Last year, the #MeToo movement hit India and shockwaves rippled through the country. From Bollywood to the media industry, we saw many prominent names popping up and an outpouring of bottled up emotions. It all started with Tanushree Dutta's expose detailing allegations against Nana Patekar for harassing her on the sets of Horn Ok Please. Soon after, scores of women opened up about the horrifying personal experiences of sexual abuse at their respective workplaces. The hashtag #MeToo became a rallying cry against sexual assault and harassment.
Now, journalist Priya Ramani, on Saturday, testified in the defamation suit filed by veteran Indian journalist and former Union Minister MJ Akbar. As an editor, MJ Akbar launched weekly political news periodicals in India including India Today, Headlines Today, The Telegraph, The Asian Age and Deccan Chronicle. The case was filed against Priya in connection with sexual harassment allegations made by her. After Priya's allegations, MJ Akbar approached the Patiala House Court under Section 499 of the Indian Penal Code, terming the sexual harassment allegations levelled against him as “false, frivolous, unjustifiable and scandalous”. Priya, however, had pleaded not guilty in the case initiated by MJ Akbar back in October 2018. The hearing in the defamation case is now underway at the Court of Additional Chief Metropolitan Magistrate.
Her testimony began with her account of the series of events that took place in 1993 when MJ Akbar had allegedly asked her to go up to his room at The Oberoi Hotel in Mumbai for a job interview. She also added in her statement that over the years, her colleagues had also shared significantly worse stories of their experiences with Akbar and her tweet during the #MeToo campaign was to "highlight the fact that we normalise sexual misconduct and unless it results in physical assult, we do not take it seriously."
While describing MJ Akbar's alleged sexual overtures towards her when she was a 23-year-old aspiring journalist looking for a job, she said, “A predator is more powerful than his prey.” In her testimony, she explained how the #MeToo movement led Priya to come out with her story against MJ Akbar.
Priya further said, "I couldn’t tell my parents because they would ask me to refuse the job offer and I would have to give up my dream of being a journalist. We discussed whether I should even accept the job if I got it, with such a man at the helm of this organisation."

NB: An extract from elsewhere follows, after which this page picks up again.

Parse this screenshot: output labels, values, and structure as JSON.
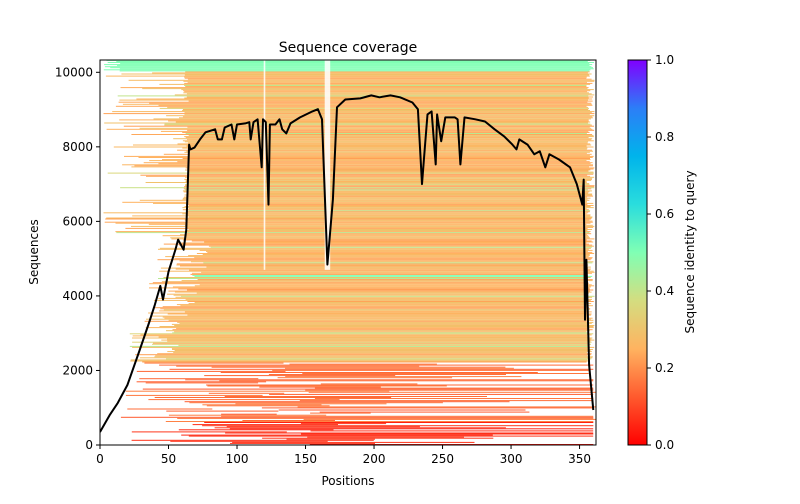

In court, Priya went on to reveal that she wrote a piece for a publication in 2017, which spoke about at sexual harassment at the workplace. The 2017 article that was mostly about MJ Akbar, however, didn't name him. It was only in the year 2018, Priya revealed in a tweet that the article was about MJ Akbar. She wrote, “I began this piece with my MJ Akbar story. Never named him because he didn’t “do” anything. Lots of women have worse stories about this predator—maybe they’ll share.”
Priya also said in the court it was only after she saw the #MeToo movement gaining momentum in India she thought of revealing MJ Akbar's name. She began to see more stories or posts about sexual harassment, including one from Ghazala Wahab, who asked when the floodgates would open about Akbar. And after Ghazala, journalist, Prerna Singh Bindra also accused MJ Akbar, the "flamboyant editor," who called her to his hotel room to "discuss work'.
“Seeing all these women I felt compelled to speak about my experience with Akbar in 1993,” said Priya in her statement in the court. “And so I removed the anonymity I had given Akbar in my Vogue article and named him as the one who had sexually harassed me,” she added.
She also explained why she didn't name MJ Akbar the first time, “By saying he did not ‘do’ anything, I was saying there was no overt physical attack. But that did not excuse his sexually coloured behaviour.”
The court proceedings were adjourned today and the matter will be taken up next on October 24.
Here’s a reminder of what constitutes sexual harassment. Please note that power (to influence someone’s current and future work opportunities) plays a big role. Creating an atmosphere where a woman feels unsafe is also SH. pic.twitter.com/7j173hDmls— #MeTooIndia (@IndiaMeToo) September 7, 2019
Last year, survivors used #MeToo to speak up. We hope that women have the patience and fortitude to keep fighting for the changes. Simply put: it is on all of us to keep up the momentum of #MeToo and we can – if we do it together.